Apabila bentuk dan struktur desain taman ini dibahas dengan menggunakan pendekatan
hermeneutika, maka karya desain pertamanan peninggalan kerajaan-kerajaan di Bali dapat
dilihat sebagai sebuah “teks”. Berdasarkan bentuk dan struktur desain taman seperti yang telah
diuraikan di atas, maka dapat diketahui bahwa desain pertamanan tersebut menggunakan konsep
filosofis “Pemutaran Mandhara Giri di Ksirarnawa” atau Samudramantana. Sebab unsur-unsur
yang ada pada peninggalan-peninggalan arsitektur pertamanan tersebut sama dengan unsur-unsur
yang ada dalam mitologi “Pemutaran Mandhara Giri di Ksirarnawa”. Kisah ini tercantum dalam
ceritera Adi Parwa, bagian awal dari Mahabharata, yang berlagukan palawakya, tembang khusus
untuk dewa-dewa (Budiastra, 1980: 7). Adanya unsur air, kolam air dan telaga yang luas
merupakan perlambang dari Lautan Ksirarnawa. Pondasi bangunan di tengah kolam taman
berbentuk penyu, merupakan perlambang penyu raksasa (jelmaan Dewa Wisnu) yang menahan
dasar Gunung Mandhara/ Mandhara Giri. Bangunan taman (balai terbuka, balai peristirahatan,
candi) di tengah kolam, atau pulau di tengah telaga (gili) merupakan perlambang Gunung
Mandhara.
b. Pengetahuan Lokal
Sebagai taman tradisional, taman peninggalan kerajaan-kerajaan di Bali memiliki
pengetahuan (knowledge). Khusus mengenai pengetahuan tentang tanaman yang ada di dalam
taman tradisional Bali, bersumber pada “Lontar Taru Premana”. Dalam lontar ini diuraikan
tanaman yang memiliki fungsi obat (usada) dan religi. Karena itu penempatan tanaman dalam
suatu tapak (site area) taman, akan disesuaikan antara tata nilai ruang dengan fungsi tanaman
tersebut (Oka (et.al.), 1996: 12). Selain itu, taman peninggalan kerajaan-kerajaan di Bali juga
mengandung pengetahuan tentang tata cara dalam proses membangun taman, menggubah bentuk
dan ruang, serta dimensi bangunan taman.
Adanya upaya penyelamatan sumber mata air (kelebutan) oleh raja Bali kuna di Permandian
Tirta Empul, menyiratkan adanya pengetahuan tentang konservasi alam, khususnya menyangkut
ekologi alam Bali.
Semua pengetahuan tersebut merupakan bagian dari keunggulan lokal Bali di bidang desain
pertamanan atau lokal genius Bali di bidang pertamanan.
c.
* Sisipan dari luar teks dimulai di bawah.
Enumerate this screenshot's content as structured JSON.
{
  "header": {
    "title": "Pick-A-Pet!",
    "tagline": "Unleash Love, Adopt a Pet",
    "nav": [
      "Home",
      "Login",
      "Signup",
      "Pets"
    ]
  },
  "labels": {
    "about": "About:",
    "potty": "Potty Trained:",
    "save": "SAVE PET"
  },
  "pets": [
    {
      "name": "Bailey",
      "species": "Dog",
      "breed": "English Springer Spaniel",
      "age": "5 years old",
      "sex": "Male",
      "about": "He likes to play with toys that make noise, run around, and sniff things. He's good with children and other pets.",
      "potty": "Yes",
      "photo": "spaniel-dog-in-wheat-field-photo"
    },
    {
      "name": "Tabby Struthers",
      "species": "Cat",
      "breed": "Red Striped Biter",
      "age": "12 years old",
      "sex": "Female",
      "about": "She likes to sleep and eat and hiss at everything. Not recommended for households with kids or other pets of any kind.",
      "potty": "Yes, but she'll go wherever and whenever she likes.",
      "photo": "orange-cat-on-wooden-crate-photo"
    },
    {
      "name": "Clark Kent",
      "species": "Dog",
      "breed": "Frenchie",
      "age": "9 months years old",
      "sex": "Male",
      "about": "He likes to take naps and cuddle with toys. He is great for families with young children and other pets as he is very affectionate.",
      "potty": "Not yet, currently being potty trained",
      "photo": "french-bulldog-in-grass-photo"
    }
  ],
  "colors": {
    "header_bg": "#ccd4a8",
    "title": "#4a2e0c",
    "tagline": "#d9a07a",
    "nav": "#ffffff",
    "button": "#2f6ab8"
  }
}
Teknologi Lokal
Meskipun masih sederhana, dalam peninggalan taman kerajaan-kerajaan di Bali memiliki
teknologi dalam pembangunan taman. Yang paling dominan adalah teknologi penyaluran air di
dalam tanah ke dalam taman. Hal ini merupakan warisan dari tekknologi penyaluran air subak di
Bali. Teknik penyaluran air di Taman Permandian Goa Gajah di dalam tanah, sampai kini belum
diketahui sumber mata airnya.
Teknologi lokal lainnya yang menonjol pada desain taman peninggalan kerajaan-kerajaan di Bali
adalah teknologi menyangkut bangunan taman. Teknologi bangunan taman ini merupakan bagian
dari teknologi di bidang arsitektur tradisional Bali. Teknologi bangunan taman ini merupakan
keunggulan lokal yang menjadi lokal genius Bali.
d. Keterampilan Lokal
8
Keterampilan lokal Bali di bidang pertamanan, merupakan kombinasi dari keterampilan dalam
membuat bangunan tradisional, dan keterampilan dalam penyaluran air yang telah lama dikuasai
penduduk Bali dalam organisasi pengairan tradisional (subak). Keterampilan ini juga diperkuat oleh
pengetahuan tentang tanaman tradisional, serta teknik menggubah bentuk dan ruang berdasarkan
kosmologi ruang di Bali.
e. Material Lokal
Dalam perwujudannya secara umum, material taman tradisional Bali menggunakan bahan-
bahan alam. Penggunaan material alami dalam taman tradisional Bali menggambarkan keserasian
hubungan antara taman sebagai mikrokosmos dengan alam raya sebagai makrokosmos.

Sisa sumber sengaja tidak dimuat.